統合医療と、科学の方法

結局、統合医療の言い分(どこまで一般的かは判りませんが、ある程度共通しているでしょう)としては、

 統合医療は文脈依存的、情況論的な方法、つまりホリスティックな方法であるから、現代科学のスタンダードである所のRCTという、アトミスティック(要素還元主義的)な方法には馴染まない。

といった感じでしょうか。
なるほど、実験という人工的な、設定された情況は、確かに、実際に患者と医療者が関係を取り結び、色々の診察や療法が行われる、という場とは異なっている、という主張は理解は出来ます。行う方法、与える物や使う道具と、それに関わる「全体」が重要、と言いたいのでしょう。
そのような論理を前提しているから、RCTでは評価しにくい、けれどコーホート研究のような観察研究ならば、より実際の情況に近いかたちで、つまり生態学的妥当性の高い状態で検討出来る、という主張になるのだと思われます。

しかしそうすると、「効果を主張したいそのもの」が効く、という事をどのような論理でもってアピールするのでしょうか。
実験研究より観察研究の方が、より実際的な情況を把握出来る場合がある、という事は理解出来ます。しかしたとえば、「○○という療法の□□の部分(与える物体、手技、使う道具、等々)が効く」のを、より厳密に主張する事は可能でしょうか。
なにしろ、全体的、文脈依存的、を強く主張しています。だからコーホートを観察、対照して比較すれば……となる訳でしょう。ですが、もし、その有用さをアピールしたい療法を与えた群に効果があったように見えたとして、そこに、「それは、効果を主張したい療法“以外”の作用なのではないか?」と反論されれば、どう返すでしょうか。
つまり、統合医療をアピールしたい人々は、その療法は全体的・情況依存的であるから、過度に分析的である(と思う)RCTは馴染まない、といっていますが、その主張は、「効くと言っているもの“以外”が効いている」可能性の排除に消極的である事を示さないでしょうか。

要するに、要素還元主義的なRCTでは、全体的な統合医療の評価には不向きだ、だからコーホートで、と言ったら、でもそれでは「何が」効いているかきちんと解らないのでは? と返される。
たとえば、その何とか療法が効くとか言うけれど、それは単に、「何かしていると思わせる」事が作用しているんじゃないの? という反論。治療者の雰囲気、部屋の雰囲気、「何かを与えられている」という思い込み(広い意味での「プラセボ効果」)、等々が働いているのでは、と批判されたらどうするのでしょう。

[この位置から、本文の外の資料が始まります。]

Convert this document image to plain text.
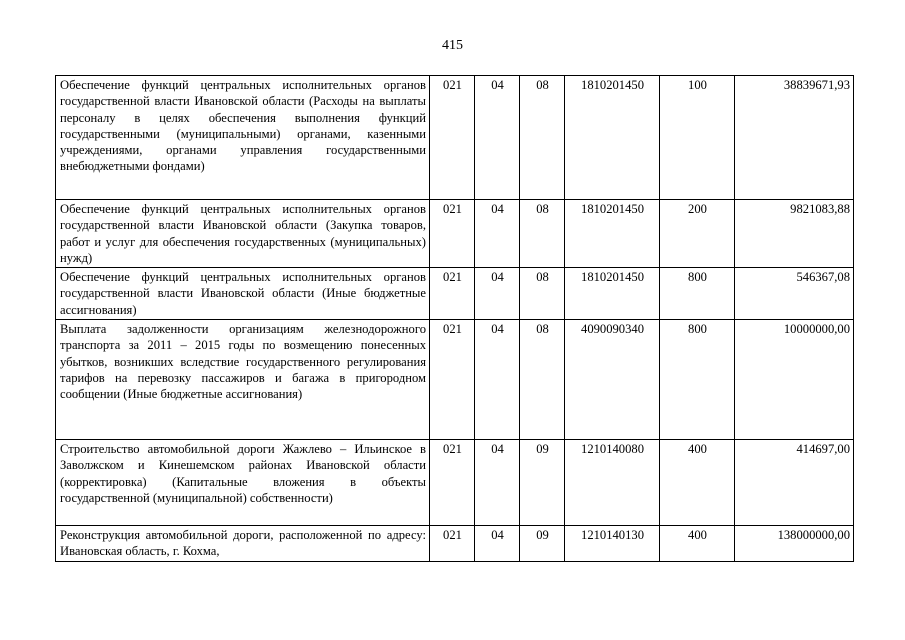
415
Обеспечение функций центральных исполнительных органов государственной власти Ивановской области (Расходы на выплаты персоналу в целях обеспечения выполнения функций государственными (муниципальными) органами, казенными учреждениями, органами управления государственными внебюджетными фондами)	021	04	08	1810201450	100	38839671,93
Обеспечение функций центральных исполнительных органов государственной власти Ивановской области (Закупка товаров, работ и услуг для обеспечения государственных (муниципальных) нужд)	021	04	08	1810201450	200	9821083,88
Обеспечение функций центральных исполнительных органов государственной власти Ивановской области (Иные бюджетные ассигнования)	021	04	08	1810201450	800	546367,08
Выплата задолженности организациям железнодорожного транспорта за 2011 – 2015 годы по возмещению понесенных убытков, возникших вследствие государственного регулирования тарифов на перевозку пассажиров и багажа в пригородном сообщении (Иные бюджетные ассигнования)	021	04	08	4090090340	800	10000000,00
Строительство автомобильной дороги Жажлево – Ильинское в Заволжском и Кинешемском районах Ивановской области (корректировка) (Капитальные вложения в объекты государственной (муниципальной) собственности)	021	04	09	1210140080	400	414697,00
Реконструкция автомобильной дороги, расположенной по адресу: Ивановская область, г. Кохма,	021	04	09	1210140130	400	138000000,00
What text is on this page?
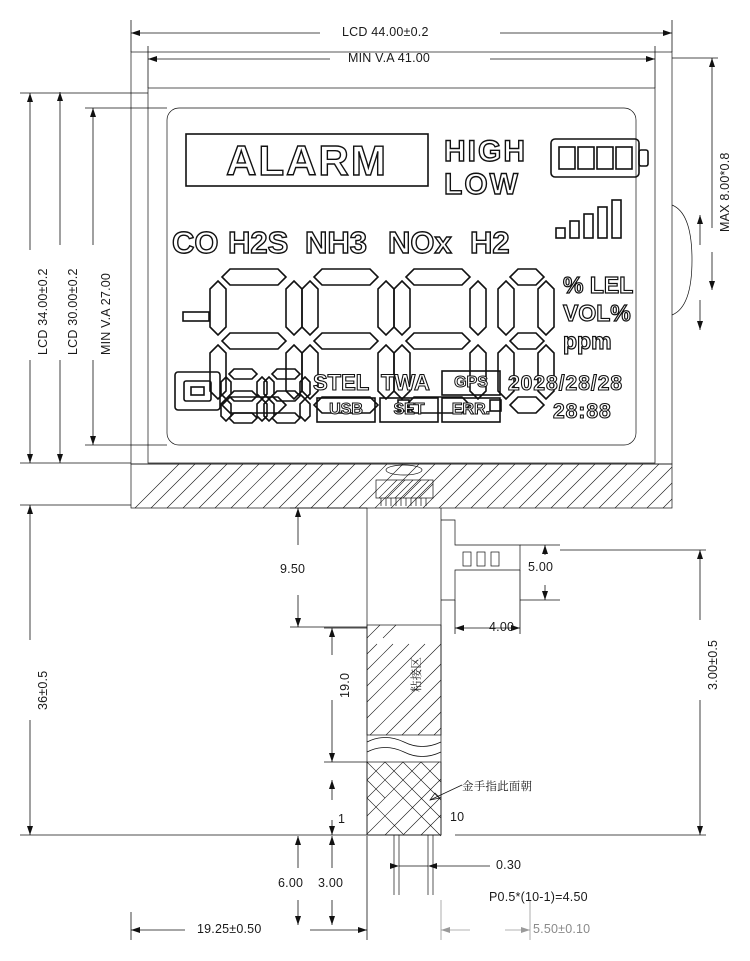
ALARM	HIGH
LOW
CO H2S NH3 NOx H2
% LEL
VOL%
ppm
GPS
STEL TWA
USB	SET	ERR.
2028/28/28
28:88
LCD 44.00±0.2
MIN V.A 41.00
MAX 8.00*0.8
LCD 34.00±0.2 LCD 30.00±0.2 MIN V.A 27.00
36±0.5
9.50
19.0
5.00
4.00
3.00±0.5
1	10
6.00 3.00
0.30
P0.5*(10-1)=4.50
19.25±0.50	5.50±0.10
粘接区
金手指此面朝
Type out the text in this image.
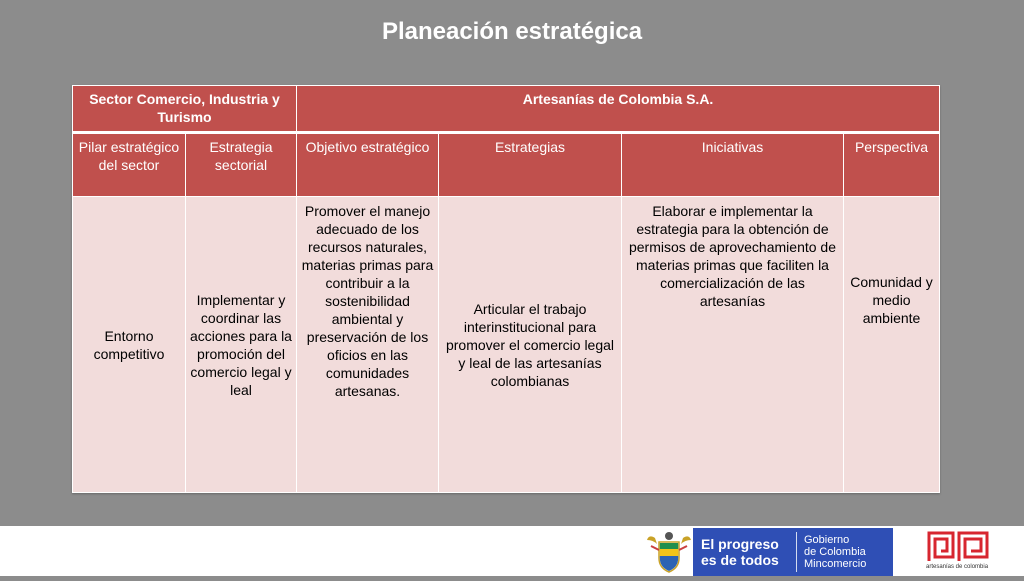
Planeación estratégica
Sector Comercio, Industria y Turismo		Artesanías de Colombia S.A.			
Pilar estratégico del sector	Estrategia sectorial	Objetivo estratégico	Estrategias	Iniciativas	Perspectiva
Entorno competitivo	Implementar y coordinar las acciones para la promoción del comercio legal y leal	Promover el manejo adecuado de los recursos naturales, materias primas para contribuir a la sostenibilidad ambiental y preservación de los oficios en las comunidades artesanas.	Articular el trabajo interinstitucional para promover el comercio legal y leal de las artesanías colombianas	Elaborar e implementar la estrategia para la obtención de permisos de aprovechamiento de materias primas que faciliten la comercialización de las artesanías	Comunidad y medio ambiente
El progreso
es de todos
Gobierno
de Colombia
Mincomercio	artesanías de colombia
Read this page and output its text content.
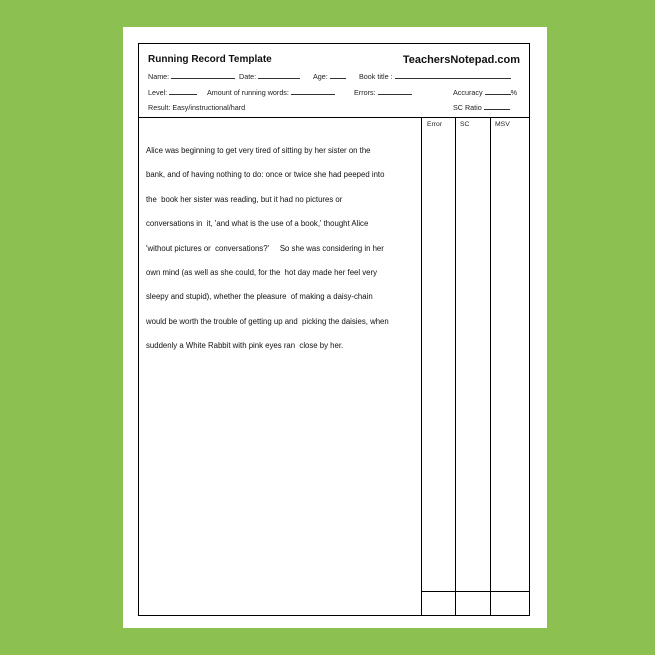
Running Record Template	TeachersNotepad.com
Name:	Date:	Age:	Book title :
Level:	Amount of running words:	Errors:	Accuracy	%
Result: Easy/instructional/hard	SC Ratio
Alice was beginning to get very tired of sitting by her sister on the
bank, and of having nothing to do: once or twice she had peeped into
the  book her sister was reading, but it had no pictures or
conversations in  it, 'and what is the use of a book,' thought Alice
'without pictures or  conversations?'     So she was considering in her
own mind (as well as she could, for the  hot day made her feel very
sleepy and stupid), whether the pleasure  of making a daisy-chain
would be worth the trouble of getting up and  picking the daisies, when
suddenly a White Rabbit with pink eyes ran  close by her.
Error	SC	MSV
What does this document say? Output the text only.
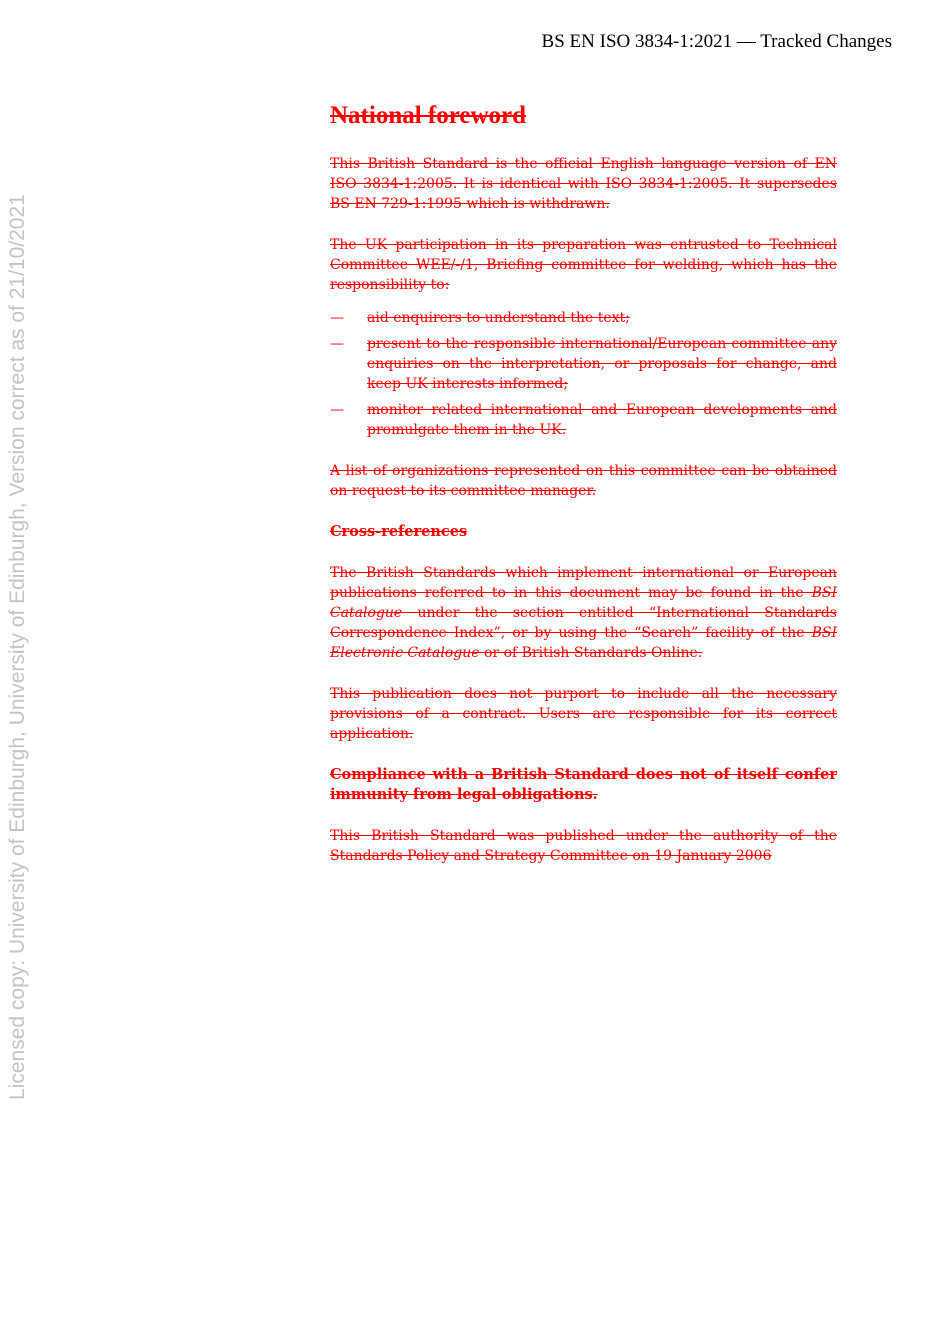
BS EN ISO 3834-1:2021 — Tracked Changes
Licensed copy: University of Edinburgh, University of Edinburgh, Version correct as of 21/10/2021
National foreword

This British Standard is the official English language version of EN ISO 3834-1:2005. It is identical with ISO 3834-1:2005. It supersedes BS EN 729-1:1995 which is withdrawn.

The UK participation in its preparation was entrusted to Technical Committee WEE/-/1, Briefing committee for welding, which has the responsibility to:

— aid enquirers to understand the text;
— present to the responsible international/European committee any enquiries on the interpretation, or proposals for change, and keep UK interests informed;
— monitor related international and European developments and promulgate them in the UK.

A list of organizations represented on this committee can be obtained on request to its committee manager.

Cross-references

The British Standards which implement international or European publications referred to in this document may be found in the BSI Catalogue under the section entitled “International Standards Correspondence Index”, or by using the “Search” facility of the BSI Electronic Catalogue or of British Standards Online.

This publication does not purport to include all the necessary provisions of a contract. Users are responsible for its correct application.

Compliance with a British Standard does not of itself confer immunity from legal obligations.

This British Standard was published under the authority of the Standards Policy and Strategy Committee on 19 January 2006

まさか、統合医療を主張する人は、「プラセボ効果で治す」と言いたい訳ではありますまい。療法として使える、とアピールするのだから、その療法独自の方法そのものが効く、つまり、それに「特異的」な効果がある、と言いたいはずです。

まさか、「プラセボ効果などほぼ無い」(概念自体の否定)とも言わないでしょう。その作用はかなり大きくなる、というのは前提でしょうから(だからブラインドテスト等の概念がある)。

その療法自体がプラセボ効果的な心理的社会的作用のみで構成される、と主張したいのならともかく、そうで無いのなら、「その療法に特異的な」効果をどのようにして検討すべきか考えるべきですし、先程書いたような反論(情況云々と言うが、観察研究で実際に効いたように見えても、それはプラセボ効果ホーソン効果――実験者効果――の可能性は無いのか?)への答えも用意されてしかるべきでしょう。